Het lijkt er op dat er een effectief middel is ter bestrijding van de ebolabesmetting of zelfs twee. In een klinische proef zou 90% van de ebolagevallen met succes zijn behandeld me twee experimentele medicijnen, aangeduid met REGN-EB3 en mAb114. De klinische proef, uitgevoerd in Congo, bleek zo succesvol dat die vroegtijdig werd afgebroken. Tot nu toe zijn in Congo 2800 mensen besmet door het ebolavirus, waarvan er inmiddels 1900 zijn overleden.
Aan de klinische proef, die in november begon, deden 700 ebolapatiënten mee. Van de met REGN-EB3 behandelde patiënten overleed 6%, van de met mAb114 behandelde patiënten stierf uiteindelijk 11%. Zonder behandeling overlijdt een groot deel van de besmetten (de helft tot driekwart). “90% van de patiënten was na behandeling genezen”, zei Anthony Fauci van het Amerikaanse instituut van allergie en infectieziektes die het onderzoek leidde, dat gecoördineerd wordt door de wereldgezondheidsorganisatie (WGO).
Antilichamen
Beide medicijnen zijn (monklonale) antilichamen, een onderdeel van het afweersysteem dat micro-organismen aanpakt, maar ook in het lab kan worden gesynthetiseerd (zoals deze twee). Die moleculen binden zich aan het virusmembraan en voorkomen daarmee dat het virus cellen binnendringt.
Er werden in de proef nog twee andere medicijnen getest, maar die waren minder effectief. Daaronder ook Zmapp dat ooit de grote hoop was. Alle patiënten kregen de keus over te stappen op de twee succesvolle antilichamen. De hoop is dat met de komst van deze antilichamen ebola zijn dodelijk dreiging verliest.

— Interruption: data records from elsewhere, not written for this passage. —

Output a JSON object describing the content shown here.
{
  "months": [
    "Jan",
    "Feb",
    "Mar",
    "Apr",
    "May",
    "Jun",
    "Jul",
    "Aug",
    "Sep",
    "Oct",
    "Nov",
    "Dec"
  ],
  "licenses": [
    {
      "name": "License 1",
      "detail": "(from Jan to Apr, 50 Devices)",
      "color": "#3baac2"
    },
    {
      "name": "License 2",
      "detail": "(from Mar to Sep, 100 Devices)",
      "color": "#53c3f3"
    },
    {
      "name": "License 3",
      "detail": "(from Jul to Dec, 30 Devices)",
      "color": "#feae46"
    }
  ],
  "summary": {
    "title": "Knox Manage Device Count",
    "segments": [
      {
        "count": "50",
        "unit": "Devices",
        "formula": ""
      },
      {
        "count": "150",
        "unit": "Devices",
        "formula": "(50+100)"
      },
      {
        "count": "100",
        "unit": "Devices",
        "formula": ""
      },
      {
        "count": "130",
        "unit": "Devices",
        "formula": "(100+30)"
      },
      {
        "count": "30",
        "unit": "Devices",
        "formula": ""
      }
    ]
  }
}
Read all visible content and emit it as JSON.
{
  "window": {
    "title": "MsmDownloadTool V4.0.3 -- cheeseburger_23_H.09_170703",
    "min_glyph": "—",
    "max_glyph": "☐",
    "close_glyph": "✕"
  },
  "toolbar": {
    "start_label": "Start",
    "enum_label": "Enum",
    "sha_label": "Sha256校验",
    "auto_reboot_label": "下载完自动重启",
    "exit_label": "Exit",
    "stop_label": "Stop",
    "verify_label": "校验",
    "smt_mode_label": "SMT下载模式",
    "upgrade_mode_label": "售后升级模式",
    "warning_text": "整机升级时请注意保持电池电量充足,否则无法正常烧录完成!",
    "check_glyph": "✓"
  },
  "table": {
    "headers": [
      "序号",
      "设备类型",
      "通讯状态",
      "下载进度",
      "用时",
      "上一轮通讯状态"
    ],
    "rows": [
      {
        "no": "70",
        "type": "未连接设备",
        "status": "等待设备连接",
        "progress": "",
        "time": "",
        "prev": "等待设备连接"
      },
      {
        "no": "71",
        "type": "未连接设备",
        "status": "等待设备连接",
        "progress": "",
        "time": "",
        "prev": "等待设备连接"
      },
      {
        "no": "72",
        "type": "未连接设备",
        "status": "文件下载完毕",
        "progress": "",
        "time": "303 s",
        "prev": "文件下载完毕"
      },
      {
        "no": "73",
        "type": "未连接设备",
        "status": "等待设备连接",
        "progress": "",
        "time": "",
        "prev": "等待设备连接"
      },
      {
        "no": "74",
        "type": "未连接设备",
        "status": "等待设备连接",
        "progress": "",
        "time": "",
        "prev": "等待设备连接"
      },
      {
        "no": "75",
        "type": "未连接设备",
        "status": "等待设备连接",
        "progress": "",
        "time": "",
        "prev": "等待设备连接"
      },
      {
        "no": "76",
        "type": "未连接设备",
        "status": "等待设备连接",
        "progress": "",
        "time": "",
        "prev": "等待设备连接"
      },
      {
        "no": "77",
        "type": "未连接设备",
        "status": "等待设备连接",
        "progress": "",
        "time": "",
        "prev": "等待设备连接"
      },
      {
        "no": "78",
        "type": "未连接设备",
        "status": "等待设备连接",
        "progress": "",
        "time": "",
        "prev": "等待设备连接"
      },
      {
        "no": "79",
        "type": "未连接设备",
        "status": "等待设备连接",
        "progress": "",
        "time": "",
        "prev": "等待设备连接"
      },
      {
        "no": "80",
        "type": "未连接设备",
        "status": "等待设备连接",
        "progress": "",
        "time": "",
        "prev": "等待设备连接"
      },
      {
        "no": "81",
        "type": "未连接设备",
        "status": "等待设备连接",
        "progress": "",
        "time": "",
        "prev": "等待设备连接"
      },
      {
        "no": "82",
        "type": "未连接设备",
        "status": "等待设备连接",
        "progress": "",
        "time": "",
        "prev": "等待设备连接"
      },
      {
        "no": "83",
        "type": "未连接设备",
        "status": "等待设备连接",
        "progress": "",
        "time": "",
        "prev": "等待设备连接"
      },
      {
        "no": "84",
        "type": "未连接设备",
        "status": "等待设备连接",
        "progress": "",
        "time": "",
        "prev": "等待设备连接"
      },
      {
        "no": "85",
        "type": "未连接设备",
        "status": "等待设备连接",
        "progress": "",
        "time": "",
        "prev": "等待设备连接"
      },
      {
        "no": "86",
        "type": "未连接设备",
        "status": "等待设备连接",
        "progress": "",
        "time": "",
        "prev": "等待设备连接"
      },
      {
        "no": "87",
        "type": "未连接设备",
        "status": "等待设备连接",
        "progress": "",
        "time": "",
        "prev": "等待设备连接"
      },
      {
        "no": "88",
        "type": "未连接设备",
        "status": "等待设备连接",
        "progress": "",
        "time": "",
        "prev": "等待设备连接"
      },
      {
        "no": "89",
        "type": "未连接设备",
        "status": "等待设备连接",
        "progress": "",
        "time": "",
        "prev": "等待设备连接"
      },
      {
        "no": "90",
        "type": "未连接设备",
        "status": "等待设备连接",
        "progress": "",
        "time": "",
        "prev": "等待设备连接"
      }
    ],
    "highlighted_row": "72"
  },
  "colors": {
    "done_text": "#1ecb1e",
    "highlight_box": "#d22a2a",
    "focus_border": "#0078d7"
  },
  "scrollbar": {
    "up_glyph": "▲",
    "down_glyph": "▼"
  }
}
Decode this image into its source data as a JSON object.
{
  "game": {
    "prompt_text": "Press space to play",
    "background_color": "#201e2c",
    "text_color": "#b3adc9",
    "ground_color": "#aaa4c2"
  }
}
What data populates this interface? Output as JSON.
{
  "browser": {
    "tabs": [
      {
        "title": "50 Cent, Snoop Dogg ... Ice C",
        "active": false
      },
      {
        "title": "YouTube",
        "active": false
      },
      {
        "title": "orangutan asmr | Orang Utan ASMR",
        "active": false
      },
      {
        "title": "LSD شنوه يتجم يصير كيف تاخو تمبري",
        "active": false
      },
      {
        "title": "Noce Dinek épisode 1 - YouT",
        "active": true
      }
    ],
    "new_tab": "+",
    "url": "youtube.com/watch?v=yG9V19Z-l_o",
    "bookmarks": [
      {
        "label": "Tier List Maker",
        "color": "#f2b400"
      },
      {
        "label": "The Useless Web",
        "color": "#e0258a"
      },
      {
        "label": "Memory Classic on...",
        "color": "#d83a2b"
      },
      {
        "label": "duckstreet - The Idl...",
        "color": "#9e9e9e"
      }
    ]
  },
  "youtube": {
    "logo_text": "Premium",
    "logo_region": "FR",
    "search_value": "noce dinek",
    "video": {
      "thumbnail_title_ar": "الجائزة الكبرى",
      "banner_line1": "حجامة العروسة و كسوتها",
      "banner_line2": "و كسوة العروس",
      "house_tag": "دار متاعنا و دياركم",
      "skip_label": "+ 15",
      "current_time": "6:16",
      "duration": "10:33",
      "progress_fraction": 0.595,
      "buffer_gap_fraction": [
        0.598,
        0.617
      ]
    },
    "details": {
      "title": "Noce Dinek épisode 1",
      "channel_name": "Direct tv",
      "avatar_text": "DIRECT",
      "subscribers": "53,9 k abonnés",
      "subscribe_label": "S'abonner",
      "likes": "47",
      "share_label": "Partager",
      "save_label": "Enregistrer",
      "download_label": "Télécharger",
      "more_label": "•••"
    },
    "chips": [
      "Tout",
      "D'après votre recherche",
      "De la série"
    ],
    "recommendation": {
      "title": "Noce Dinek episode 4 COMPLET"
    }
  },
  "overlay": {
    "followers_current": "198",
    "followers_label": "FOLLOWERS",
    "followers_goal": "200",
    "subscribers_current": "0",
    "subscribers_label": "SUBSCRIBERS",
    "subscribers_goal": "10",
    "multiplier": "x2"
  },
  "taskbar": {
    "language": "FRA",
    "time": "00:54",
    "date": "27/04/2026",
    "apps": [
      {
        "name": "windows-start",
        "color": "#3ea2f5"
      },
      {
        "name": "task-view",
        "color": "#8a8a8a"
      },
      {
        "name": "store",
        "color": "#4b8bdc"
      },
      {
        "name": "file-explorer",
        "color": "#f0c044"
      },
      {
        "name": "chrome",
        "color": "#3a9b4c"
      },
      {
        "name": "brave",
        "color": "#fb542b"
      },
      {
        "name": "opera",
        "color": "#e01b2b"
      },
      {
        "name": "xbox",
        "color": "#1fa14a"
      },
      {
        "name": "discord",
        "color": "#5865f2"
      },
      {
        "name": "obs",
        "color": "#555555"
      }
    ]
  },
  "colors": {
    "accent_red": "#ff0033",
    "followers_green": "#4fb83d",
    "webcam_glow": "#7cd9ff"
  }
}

MAB114 is een kopie van een antilichaam dat werd gevonden in een ebolaoverlever uit 1995. Het antilichaam was al getest op apen. Het resultaat bij apen was 100%. De dieren overleefden zelfs een besmetting als de behandeling pas vijf dagen later werd begonnen. Bij mensen overleefden 89% als de behandeling enkele dagen na de besmetting werd gestart. Bij REGN-EB3, dat schijnt een hussel van antilichamen te zijn, was het slaagpercentage zelfs 94%. Dat verschil zou statistisch niet ‘betekenisvol’ zijn. Bij de twee andere geteste middelen overleed eenderde en een kwart van de behandelde ebolapatiënten. Wie welke middelen kreeg werd bepaald door het toeval. De deelname aan de klinische proef was vrijwillig.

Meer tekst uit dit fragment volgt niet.